Running UMAP is pretty straightforward with the umap()
function and here I give it the very wide data set used for clustering. In the returned object there is an element called layout which contains the compressed two dimensional space returned by UMAP. Again I’m setting a seed as the results of UMAP can be non-deterministic.
set.seed(20210904)
ump <- umap(dt %>% select(-order, -short_title))
I can add then those dimensions to the clustering results from above to see how closely the UMAP compression will match the clustering from the hclust
function:
h_clust_results %>%
select(order, short_title, cluster) %>%
# Add in UMAP dimensions
mutate(
dim1 = ump$layout[, 1],
dim2 = ump$layout[, 2]
) %>%
ggplot(aes(x = dim1, y = dim2, color = factor(cluster))) +
geom_text(aes(label = short_title)) +
labs(title = 'UMAP Projection of Challenge Seasons',
subtitle = "Colors Represent Prior Clustering") +
scale_color_discrete(guide = 'none') +
scale_x_continuous(expand = expansion(add = c(.3, .4))) +
cowplot::theme_cowplot() +
theme(
axis.ticks = element_blank(),
axis.text = element_blank()
)
Overall, the UMAP projection captures similar information to the clustering since both methods were unsupervised and the colors (the prior clusters) are very close in the UMAP projected space.
Predicting New Observations with UMAP
In the summer of 2020, The Challenge: All Stars aired on Paramount+. The series was intended to bring back fan favorites from early seasons of the challenge (although whether the actual cast would be considered fan favorites, all-stars, or even from early seasons was debatable). An interesting final question to ask is: what cluster would The Challenge: All Stars belong to in the UMAP space?.
This next block of code is going to do a lot of heavy lifting but isn’t dissimilar from what was done in the earlier parts of this post. I will be downloading the cast from Wikipedia, cleaning it (more marriages and nicknames), and adding it to the original data set to get the 0 cases and the filtering it back to The Challenge: All Stars season.
all_stars <-
# Take Original Data Set
all_cast_info %>%
# Add Indicators
transmute(order, short_title, Name, ind = 1) %>%
# Get the New Challenge Season
bind_rows(
get_cast('wiki/The_Challenge:_All_Stars', '3, 4', '1', 'The Challenge: All Stars', 99) %>%
transmute(order, short_title = title, Name, ind = 1) %>%
#Cleaning Names
mutate(
Name = case_when(
Name == "Katie Cooley" ~ "Katie Doyle",
Name == 'Eric "Big Easy" Banks' ~ 'Eric Banks',
Name == 'Teck Holmes' ~ 'Tecumshea "Teck" Holmes III',
TRUE ~ Name
)
)
) %>%
# Cast to Wider
pivot_wider(
names_from = 'Name',
values_from = 'ind',
values_fill = 0
) %>%
# Filter back to the All Stars Season
filter(short_title == 'The Challenge: All Stars') %>%
# Removing Things that Won't Be Predicted
select(-order, -short_title)
Then predicting the All Stars season in the UMAP space can be done similar to other predictions in R with the predict
function:
all_stars_pred <- predict(ump, all_stars)

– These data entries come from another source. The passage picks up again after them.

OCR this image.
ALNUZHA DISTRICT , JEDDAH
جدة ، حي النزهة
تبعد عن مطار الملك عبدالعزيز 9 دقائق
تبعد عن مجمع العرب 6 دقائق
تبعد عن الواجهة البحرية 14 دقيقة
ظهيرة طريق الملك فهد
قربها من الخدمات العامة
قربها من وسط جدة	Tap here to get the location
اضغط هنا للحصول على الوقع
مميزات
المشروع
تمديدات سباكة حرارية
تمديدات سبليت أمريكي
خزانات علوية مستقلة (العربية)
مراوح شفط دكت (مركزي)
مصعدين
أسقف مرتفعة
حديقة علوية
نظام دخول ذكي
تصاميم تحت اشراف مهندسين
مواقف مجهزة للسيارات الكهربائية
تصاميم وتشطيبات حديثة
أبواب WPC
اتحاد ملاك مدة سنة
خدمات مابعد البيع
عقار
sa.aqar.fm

which returns a matrix with 1 row for the season and 2 columns for the UMAP x and y dimensions. Then this can be visualized on top of the original UMAP projection as an annotation.
# Take Original Data
h_clust_results %>%
select(order, short_title, cluster) %>%
# Add in the original UMAP data
mutate(
dim1 = ump$layout[, 1],
dim2 = ump$layout[, 2]
) %>%
ggplot(aes(x = dim1, y = dim2, color = factor(cluster))) +
#ggrepel::geom_text_repel(aes(label = short_title)) +
geom_text(aes(label = short_title)) +
# Add Annotation for the Challenge All Stars Season with the predicted
# projection.
annotate(
'label',
label = 'The Challenge: All Stars',
x = all_stars_pred[, 1],
y = all_stars_pred[, 2],
color = 'black') +
labs(title = 'Predicting Challenge All-Stars Onto Prior UMAP Projection',
subtitle = "Colors Represent Prior Clustering") +
scale_color_discrete(guide = 'none') +
scale_fill_discrete(guide = 'none') +
scale_x_continuous(expand = expansion(add = c(.3, .4))) +
cowplot::theme_cowplot() +
theme(
axis.ticks = element_blank(),
axis.text = element_blank()
)
It seems like Challenge All-Stars would be part of the first cluster of the first group of seasons but is somewhat between the “green cluster” which could make sense as there were a couple of cast members on the show who first showed up in the 23rd season (Battle of the Seasons 2).